Methods: This is a semi-experimental research. To conduct this research, 30 male addicted patients treated with methadone with a mean age of 33.53±15.42 years, 70.06±15.42kg weight and 174.8±5.69cm were selected after medical screening and randomly divided into experimental (n=16) and control (n=16) groups. First, the height, weight and body mass index (BMI) of participants in both groups were measured. Blood samples were taken from the subjects in order to measure the intercellular adhesion molecules 1 (sICAM) and cellular vascular adhesion 1 (sVCAM) in serum. The experimental group had an aerobic exercise program including use of a treadmill with a 40 to 50% maximum heart rate in the beginning and then, a 70 to 80% maximum heart rate. The control group had only a follow-up. After 8 weeks, all variables were measured in both groups. Correlated t-test and independent t-test were used for intragroup and intergroup comparisons (P<0.05).
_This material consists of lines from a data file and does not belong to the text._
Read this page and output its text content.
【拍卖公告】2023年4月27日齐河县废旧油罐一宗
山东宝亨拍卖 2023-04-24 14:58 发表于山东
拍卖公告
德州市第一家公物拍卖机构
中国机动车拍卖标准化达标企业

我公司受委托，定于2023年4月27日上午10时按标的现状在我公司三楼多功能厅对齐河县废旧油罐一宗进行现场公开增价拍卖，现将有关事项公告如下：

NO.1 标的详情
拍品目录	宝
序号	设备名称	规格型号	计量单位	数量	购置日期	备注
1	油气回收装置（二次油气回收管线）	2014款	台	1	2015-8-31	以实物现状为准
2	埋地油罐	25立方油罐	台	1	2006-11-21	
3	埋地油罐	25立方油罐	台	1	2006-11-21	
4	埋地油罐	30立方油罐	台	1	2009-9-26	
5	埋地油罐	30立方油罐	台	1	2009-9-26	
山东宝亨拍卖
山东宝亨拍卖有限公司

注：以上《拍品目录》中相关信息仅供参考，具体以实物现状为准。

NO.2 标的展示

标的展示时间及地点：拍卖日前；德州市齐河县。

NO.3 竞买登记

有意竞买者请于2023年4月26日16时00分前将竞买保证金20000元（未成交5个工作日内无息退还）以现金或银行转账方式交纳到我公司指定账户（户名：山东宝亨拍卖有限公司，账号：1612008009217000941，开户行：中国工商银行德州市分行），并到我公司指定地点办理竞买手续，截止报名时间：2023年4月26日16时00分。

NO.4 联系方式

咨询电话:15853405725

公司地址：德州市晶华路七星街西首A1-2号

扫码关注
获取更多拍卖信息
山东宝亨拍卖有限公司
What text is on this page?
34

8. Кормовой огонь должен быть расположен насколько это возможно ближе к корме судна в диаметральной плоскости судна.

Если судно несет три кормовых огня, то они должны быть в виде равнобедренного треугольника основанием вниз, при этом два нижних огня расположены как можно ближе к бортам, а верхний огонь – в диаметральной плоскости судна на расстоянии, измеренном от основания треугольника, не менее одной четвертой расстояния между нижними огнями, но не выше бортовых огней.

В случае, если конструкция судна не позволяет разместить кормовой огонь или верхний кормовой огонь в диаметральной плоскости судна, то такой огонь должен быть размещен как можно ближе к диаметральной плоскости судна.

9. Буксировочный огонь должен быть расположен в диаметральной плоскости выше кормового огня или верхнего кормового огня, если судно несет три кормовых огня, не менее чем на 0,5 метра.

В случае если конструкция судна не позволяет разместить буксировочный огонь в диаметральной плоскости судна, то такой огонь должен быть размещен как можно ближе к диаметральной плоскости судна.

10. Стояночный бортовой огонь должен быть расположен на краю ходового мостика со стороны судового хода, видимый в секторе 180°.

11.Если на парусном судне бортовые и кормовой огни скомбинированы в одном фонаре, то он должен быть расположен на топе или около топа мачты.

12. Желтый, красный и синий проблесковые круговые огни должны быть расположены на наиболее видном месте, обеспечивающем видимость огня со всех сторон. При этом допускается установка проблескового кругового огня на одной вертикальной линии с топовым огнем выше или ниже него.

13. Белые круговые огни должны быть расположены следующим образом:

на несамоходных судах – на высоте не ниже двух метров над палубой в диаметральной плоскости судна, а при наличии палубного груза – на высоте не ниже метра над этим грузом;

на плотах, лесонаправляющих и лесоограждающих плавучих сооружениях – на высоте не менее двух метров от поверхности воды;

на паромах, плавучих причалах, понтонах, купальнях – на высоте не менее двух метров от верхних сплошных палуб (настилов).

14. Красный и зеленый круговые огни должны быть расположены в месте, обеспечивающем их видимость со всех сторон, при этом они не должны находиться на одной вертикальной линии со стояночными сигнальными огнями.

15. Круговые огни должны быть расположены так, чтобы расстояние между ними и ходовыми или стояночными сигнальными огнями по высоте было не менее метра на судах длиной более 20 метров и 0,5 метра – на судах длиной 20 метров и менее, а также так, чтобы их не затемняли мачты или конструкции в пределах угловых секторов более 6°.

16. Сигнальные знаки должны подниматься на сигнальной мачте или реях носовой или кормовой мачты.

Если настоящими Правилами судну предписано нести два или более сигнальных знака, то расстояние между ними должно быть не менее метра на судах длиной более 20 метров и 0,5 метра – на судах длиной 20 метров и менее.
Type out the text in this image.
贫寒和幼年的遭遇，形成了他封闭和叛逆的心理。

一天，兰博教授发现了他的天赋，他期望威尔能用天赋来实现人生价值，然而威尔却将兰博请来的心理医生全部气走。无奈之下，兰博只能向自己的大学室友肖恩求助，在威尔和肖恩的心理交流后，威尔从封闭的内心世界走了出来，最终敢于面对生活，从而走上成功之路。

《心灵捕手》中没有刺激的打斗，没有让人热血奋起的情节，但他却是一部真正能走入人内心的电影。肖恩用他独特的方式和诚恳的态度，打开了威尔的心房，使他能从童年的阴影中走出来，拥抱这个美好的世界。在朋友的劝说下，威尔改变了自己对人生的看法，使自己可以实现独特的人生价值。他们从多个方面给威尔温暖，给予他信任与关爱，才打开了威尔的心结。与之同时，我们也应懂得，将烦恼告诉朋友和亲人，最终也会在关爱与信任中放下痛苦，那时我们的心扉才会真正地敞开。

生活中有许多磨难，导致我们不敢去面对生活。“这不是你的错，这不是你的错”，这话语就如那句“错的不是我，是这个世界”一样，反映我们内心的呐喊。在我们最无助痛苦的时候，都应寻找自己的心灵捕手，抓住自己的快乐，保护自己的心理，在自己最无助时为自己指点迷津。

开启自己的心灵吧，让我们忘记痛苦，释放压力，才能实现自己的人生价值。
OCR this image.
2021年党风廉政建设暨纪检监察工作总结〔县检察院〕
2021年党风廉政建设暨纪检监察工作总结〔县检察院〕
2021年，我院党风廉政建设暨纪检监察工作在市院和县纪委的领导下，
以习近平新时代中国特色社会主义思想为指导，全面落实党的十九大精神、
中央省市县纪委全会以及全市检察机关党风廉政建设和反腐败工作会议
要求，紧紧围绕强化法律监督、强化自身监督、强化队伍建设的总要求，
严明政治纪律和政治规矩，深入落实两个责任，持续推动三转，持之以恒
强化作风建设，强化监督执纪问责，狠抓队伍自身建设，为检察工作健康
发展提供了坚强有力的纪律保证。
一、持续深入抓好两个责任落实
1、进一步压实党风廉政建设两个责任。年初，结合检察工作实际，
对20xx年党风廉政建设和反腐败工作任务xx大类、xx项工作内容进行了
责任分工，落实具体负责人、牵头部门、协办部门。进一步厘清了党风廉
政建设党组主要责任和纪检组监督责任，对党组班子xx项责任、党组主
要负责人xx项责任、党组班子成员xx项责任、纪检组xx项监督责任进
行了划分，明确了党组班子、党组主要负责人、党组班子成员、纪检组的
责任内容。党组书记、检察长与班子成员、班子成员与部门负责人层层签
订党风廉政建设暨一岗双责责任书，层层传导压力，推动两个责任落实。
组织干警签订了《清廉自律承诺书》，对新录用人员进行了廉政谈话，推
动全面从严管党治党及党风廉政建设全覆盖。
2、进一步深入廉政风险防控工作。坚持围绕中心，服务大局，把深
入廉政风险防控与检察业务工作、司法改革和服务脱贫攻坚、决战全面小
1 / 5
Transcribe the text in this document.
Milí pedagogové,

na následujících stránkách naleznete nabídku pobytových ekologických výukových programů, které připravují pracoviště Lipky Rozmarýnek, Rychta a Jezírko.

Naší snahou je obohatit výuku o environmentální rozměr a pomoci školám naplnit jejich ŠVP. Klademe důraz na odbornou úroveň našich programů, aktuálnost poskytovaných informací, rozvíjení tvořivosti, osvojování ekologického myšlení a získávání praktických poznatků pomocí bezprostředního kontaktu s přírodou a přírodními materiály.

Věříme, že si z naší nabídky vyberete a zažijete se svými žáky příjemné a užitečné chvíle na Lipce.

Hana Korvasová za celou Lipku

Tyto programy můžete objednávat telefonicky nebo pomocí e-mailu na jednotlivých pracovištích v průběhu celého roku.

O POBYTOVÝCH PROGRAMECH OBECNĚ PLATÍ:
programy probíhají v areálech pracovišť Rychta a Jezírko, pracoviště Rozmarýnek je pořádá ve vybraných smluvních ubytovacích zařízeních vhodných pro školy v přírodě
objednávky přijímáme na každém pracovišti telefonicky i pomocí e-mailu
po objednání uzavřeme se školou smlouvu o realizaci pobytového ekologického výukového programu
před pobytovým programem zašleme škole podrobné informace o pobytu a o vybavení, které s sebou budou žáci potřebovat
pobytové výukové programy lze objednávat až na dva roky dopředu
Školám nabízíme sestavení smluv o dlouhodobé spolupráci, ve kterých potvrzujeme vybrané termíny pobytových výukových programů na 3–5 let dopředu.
Results: Results showed that after 8 weeks aerobic exercises, there was no significant difference in ICAM-1 (p=0.397), VCAM-1 (P=0.521), and BMI (p=0.223).
Conclusion: Although 8-weeks aerobic exercise was not effective and sufficient for BMI, ICAM-1 and VCAM-1 indicators of the addicts treated with methadone, but it reduced ICAM-1 and VCAM-1 in the exercise group.